TT Vol. 34
We took some time to relax over Christmas/New Years, and, inspired by this Un-Monuments of New York article, wanted to share some favorite un-monuments of ours.
The Grill has been our place to celebrate family milestones: our engagement, new jobs, birthdays. Back when it was the Four Seasons, and I worked in Midtown, I used to go there for work drinks and enjoy the landmarked Philip Johnson interiors. A few years ago, we discovered an elevator that would take you from the ground floor, where the coat room is located, up to the dining area. It’s a bit of a labyrinthine path to get upstairs, as it takes you into the bowels of the Seagram Building, and deposits you into the middle of the kitchen. But this long tracking shot makes you feel like a security detail is following you as you burst into the dining room from the back of house.
Hidden from plain view in lower Manhattan, Isamu Noguchi tucked his Sunken Garden into the plaza in front of the Chase Manhattan Bank Building on Pine Street. In the summer it’s a fountain, and in the winter it’s fallow. If I’m ever in the Financial District, I’ll always go out of my way to say hi, and watch the shadows for a few minutes.

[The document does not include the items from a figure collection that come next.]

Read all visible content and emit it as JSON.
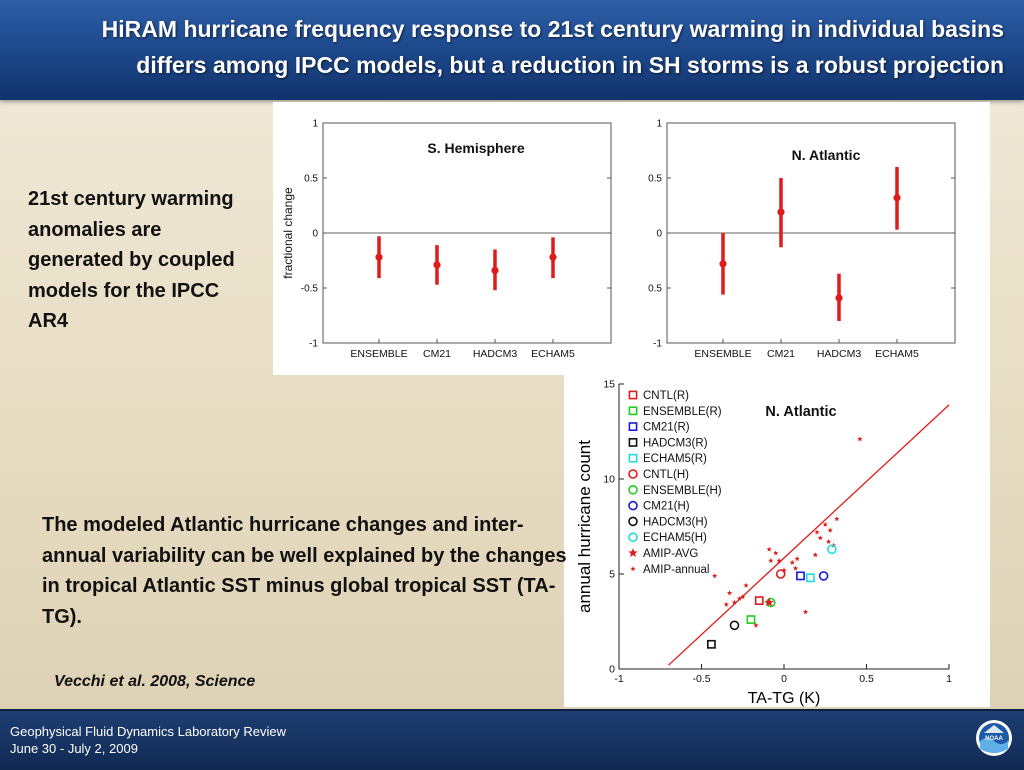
{
  "header": {
    "title_line1": "HiRAM hurricane frequency response to 21st century warming in individual basins",
    "title_line2": "differs among IPCC models, but a reduction in SH storms is a robust projection"
  },
  "intro_text": "21st century warming anomalies are generated by coupled models for the IPCC AR4",
  "explain_text": "The modeled Atlantic hurricane changes and inter-annual variability can be well explained by the changes in tropical Atlantic SST minus global tropical SST (TA-TG).",
  "citation": "Vecchi et al. 2008, Science",
  "footer": {
    "line1": "Geophysical Fluid Dynamics Laboratory Review",
    "line2": "June 30 - July 2, 2009"
  },
  "logo": {
    "name": "noaa-logo",
    "text": "NOAA"
  },
  "colors": {
    "accent": "#e01b1b",
    "header": "#1e4a8e"
  },
  "chart_data": [
    {
      "type": "errorbar",
      "title": "S. Hemisphere",
      "ylabel": "fractional change",
      "ylim": [
        -1,
        1
      ],
      "yticks": [
        "1",
        "0.5",
        "0",
        "-0.5",
        "-1"
      ],
      "categories": [
        "ENSEMBLE",
        "CM21",
        "HADCM3",
        "ECHAM5"
      ],
      "values": [
        -0.22,
        -0.29,
        -0.34,
        -0.22
      ],
      "lower": [
        -0.41,
        -0.47,
        -0.52,
        -0.41
      ],
      "upper": [
        -0.03,
        -0.11,
        -0.15,
        -0.04
      ],
      "zero_line": true,
      "grid": false
    },
    {
      "type": "errorbar",
      "title": "N. Atlantic",
      "ylim": [
        -1,
        1
      ],
      "yticks": [
        "1",
        "0.5",
        "0",
        "0.5",
        "-1"
      ],
      "categories": [
        "ENSEMBLE",
        "CM21",
        "HADCM3",
        "ECHAM5"
      ],
      "values": [
        -0.28,
        0.19,
        -0.59,
        0.32
      ],
      "lower": [
        -0.56,
        -0.13,
        -0.8,
        0.03
      ],
      "upper": [
        0.0,
        0.5,
        -0.37,
        0.6
      ],
      "zero_line": true,
      "grid": false
    },
    {
      "type": "scatter",
      "title": "N. Atlantic",
      "xlabel": "TA-TG (K)",
      "ylabel": "annual hurricane count",
      "xlim": [
        -1,
        1
      ],
      "ylim": [
        0,
        15
      ],
      "xticks": [
        "-1",
        "-0.5",
        "0",
        "0.5",
        "1"
      ],
      "yticks": [
        "15",
        "10",
        "5",
        "0"
      ],
      "legend_position": "top-left",
      "fit_line": {
        "x": [
          -0.7,
          1.0
        ],
        "y": [
          0.2,
          13.9
        ],
        "color": "#e01b1b"
      },
      "series": [
        {
          "name": "CNTL(R)",
          "marker": "square",
          "color": "#e01b1b",
          "x": [
            -0.15
          ],
          "y": [
            3.6
          ]
        },
        {
          "name": "ENSEMBLE(R)",
          "marker": "square",
          "color": "#22cc22",
          "x": [
            -0.2
          ],
          "y": [
            2.6
          ]
        },
        {
          "name": "CM21(R)",
          "marker": "square",
          "color": "#1a1ad8",
          "x": [
            0.1
          ],
          "y": [
            4.9
          ]
        },
        {
          "name": "HADCM3(R)",
          "marker": "square",
          "color": "#111111",
          "x": [
            -0.44
          ],
          "y": [
            1.3
          ]
        },
        {
          "name": "ECHAM5(R)",
          "marker": "square",
          "color": "#22dddd",
          "x": [
            0.16
          ],
          "y": [
            4.8
          ]
        },
        {
          "name": "CNTL(H)",
          "marker": "circle",
          "color": "#e01b1b",
          "x": [
            -0.02
          ],
          "y": [
            5.0
          ]
        },
        {
          "name": "ENSEMBLE(H)",
          "marker": "circle",
          "color": "#22cc22",
          "x": [
            -0.08
          ],
          "y": [
            3.5
          ]
        },
        {
          "name": "CM21(H)",
          "marker": "circle",
          "color": "#1a1ad8",
          "x": [
            0.24
          ],
          "y": [
            4.9
          ]
        },
        {
          "name": "HADCM3(H)",
          "marker": "circle",
          "color": "#111111",
          "x": [
            -0.3
          ],
          "y": [
            2.3
          ]
        },
        {
          "name": "ECHAM5(H)",
          "marker": "circle",
          "color": "#22dddd",
          "x": [
            0.29
          ],
          "y": [
            6.3
          ]
        },
        {
          "name": "AMIP-AVG",
          "marker": "star-large",
          "color": "#e01b1b",
          "x": [
            -0.09
          ],
          "y": [
            3.5
          ]
        },
        {
          "name": "AMIP-annual",
          "marker": "star-small",
          "color": "#e01b1b",
          "x": [
            -0.42,
            -0.3,
            -0.25,
            -0.27,
            -0.33,
            -0.17,
            -0.09,
            -0.08,
            -0.05,
            -0.03,
            0.0,
            0.05,
            0.13,
            0.19,
            0.25,
            0.27,
            0.28,
            0.3,
            0.32,
            0.46,
            -0.35,
            0.07,
            0.2,
            0.22,
            -0.23,
            0.08
          ],
          "y": [
            4.9,
            3.5,
            3.8,
            3.7,
            4.0,
            2.3,
            6.3,
            5.7,
            6.1,
            5.7,
            5.2,
            5.6,
            3.0,
            6.0,
            7.6,
            6.7,
            7.3,
            6.5,
            7.9,
            12.1,
            3.4,
            5.3,
            7.2,
            6.9,
            4.4,
            5.8
          ]
        }
      ]
    }
  ]
}
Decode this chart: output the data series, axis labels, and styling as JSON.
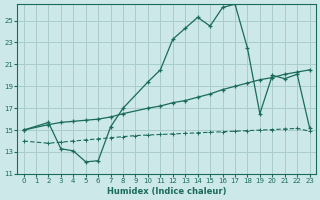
{
  "xlabel": "Humidex (Indice chaleur)",
  "bg_color": "#cce8e8",
  "grid_color": "#aacccc",
  "line_color": "#1a6b5a",
  "xlim": [
    -0.5,
    23.5
  ],
  "ylim": [
    11,
    26.5
  ],
  "xticks": [
    0,
    1,
    2,
    3,
    4,
    5,
    6,
    7,
    8,
    9,
    10,
    11,
    12,
    13,
    14,
    15,
    16,
    17,
    18,
    19,
    20,
    21,
    22,
    23
  ],
  "yticks": [
    11,
    13,
    15,
    17,
    19,
    21,
    23,
    25
  ],
  "line1_x": [
    0,
    2,
    3,
    4,
    5,
    6,
    7,
    8,
    10,
    11,
    12,
    13,
    14,
    15,
    16,
    17,
    18,
    19,
    20,
    21,
    22,
    23
  ],
  "line1_y": [
    15.0,
    15.7,
    13.3,
    13.1,
    12.1,
    12.2,
    15.3,
    17.0,
    19.4,
    20.5,
    23.3,
    24.3,
    25.3,
    24.5,
    26.2,
    26.5,
    22.5,
    16.5,
    20.0,
    19.7,
    20.1,
    15.2
  ],
  "line2_x": [
    0,
    2,
    3,
    4,
    5,
    6,
    7,
    8,
    10,
    11,
    12,
    13,
    14,
    15,
    16,
    17,
    18,
    19,
    20,
    21,
    22,
    23
  ],
  "line2_y": [
    15.0,
    15.5,
    15.7,
    15.8,
    15.9,
    16.0,
    16.2,
    16.5,
    17.0,
    17.2,
    17.5,
    17.7,
    18.0,
    18.3,
    18.7,
    19.0,
    19.3,
    19.6,
    19.8,
    20.1,
    20.3,
    20.5
  ],
  "line3_x": [
    0,
    2,
    3,
    4,
    5,
    6,
    7,
    8,
    9,
    10,
    11,
    12,
    13,
    14,
    15,
    16,
    17,
    18,
    19,
    20,
    21,
    22,
    23
  ],
  "line3_y": [
    14.0,
    13.8,
    13.9,
    14.0,
    14.1,
    14.2,
    14.3,
    14.4,
    14.5,
    14.55,
    14.6,
    14.65,
    14.7,
    14.75,
    14.8,
    14.85,
    14.9,
    14.95,
    15.0,
    15.05,
    15.1,
    15.15,
    14.9
  ]
}
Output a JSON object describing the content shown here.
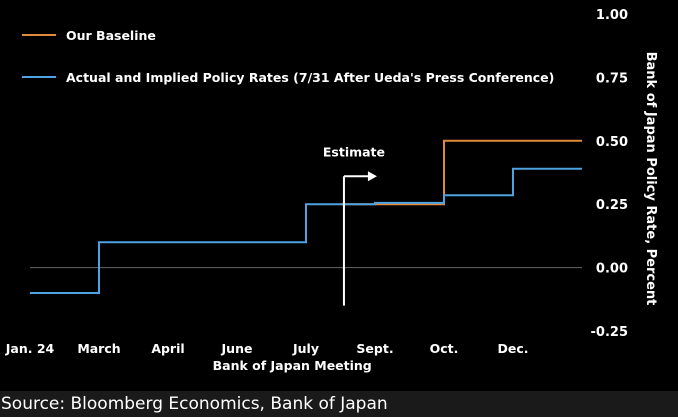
{
  "chart_data": {
    "type": "line",
    "step": true,
    "title": "",
    "xlabel": "Bank of Japan Meeting",
    "ylabel": "Bank of Japan Policy Rate, Percent",
    "ylim": [
      -0.25,
      1.0
    ],
    "yticks": [
      1.0,
      0.75,
      0.5,
      0.25,
      0.0,
      -0.25
    ],
    "ytick_labels": [
      "1.00",
      "0.75",
      "0.50",
      "0.25",
      "0.00",
      "-0.25"
    ],
    "categories": [
      "Jan. 24",
      "March",
      "April",
      "June",
      "July",
      "Sept.",
      "Oct.",
      "Dec."
    ],
    "x_end": 8,
    "series": [
      {
        "name": "Our Baseline",
        "color": "#e08a3a",
        "x": [
          4.5,
          6.0,
          6.0,
          7.0,
          8.0
        ],
        "values": [
          0.25,
          0.25,
          0.5,
          0.5,
          0.5
        ]
      },
      {
        "name": "Actual and Implied Policy Rates (7/31 After Ueda's Press Conference)",
        "color": "#4fa3e0",
        "x": [
          0.0,
          1.0,
          1.0,
          4.0,
          4.0,
          5.0,
          5.0,
          6.0,
          6.0,
          7.0,
          7.0,
          8.0
        ],
        "values": [
          -0.1,
          -0.1,
          0.1,
          0.1,
          0.25,
          0.25,
          0.255,
          0.255,
          0.285,
          0.285,
          0.39,
          0.39
        ]
      }
    ],
    "annotations": [
      {
        "text": "Estimate",
        "x": 4.55,
        "y_from": -0.15,
        "y_to": 0.36
      }
    ],
    "zero_line": true,
    "grid": false,
    "legend_position": "top-left"
  },
  "source_text": "Source: Bloomberg Economics, Bank of Japan",
  "colors": {
    "background": "#000000",
    "text": "#ffffff",
    "footer_bg": "#1a1a1a",
    "zero_line": "#666666"
  }
}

There’s something appealing about a to-go window at a coffee shop. We’ve always been fans of ordering at a window, the urban equivalent of a McDonald’s drive through. Surprisingly, there aren’t very many of these in NYC that I’m aware of, though many restaurants are now setting up temporary COVID versions in their doorways. Oliver Coffee and Five Leaves are the two we are most familiar with.
NYC is incredibly LOUD, and we’re constantly cataloguing places where we can take a break from all the noise. There are lots of tiny gardens, empty streets and other oases of quiet if you know where to look. One that I’ve turned to in the past is the Greenwich Hotel’s courtyard and drawing room. They are usually empty, and we’ve found the staff will let you sit and read if you need to catch your breath. The courtyard is beautifully landscaped, and the drawing room has a proper fireplace and plush furniture. You unfortunately can’t order drinks or food unless you are a hotel guest, though I’m sure this helps cut down on crowds.
We’ve been stalwart customers of Peter Pan for a long time. I went there the day after Hurricane Sandy slammed into NYC, when the power was out and every other restaurant was closed. We go there before driving to the beach, and for birthday treats. The order is always the same: up to a dozen old fashioned’s, unglazed, and they arrive wrapped in box tied with red and white string, and presented in the chicest plastic bag in New York.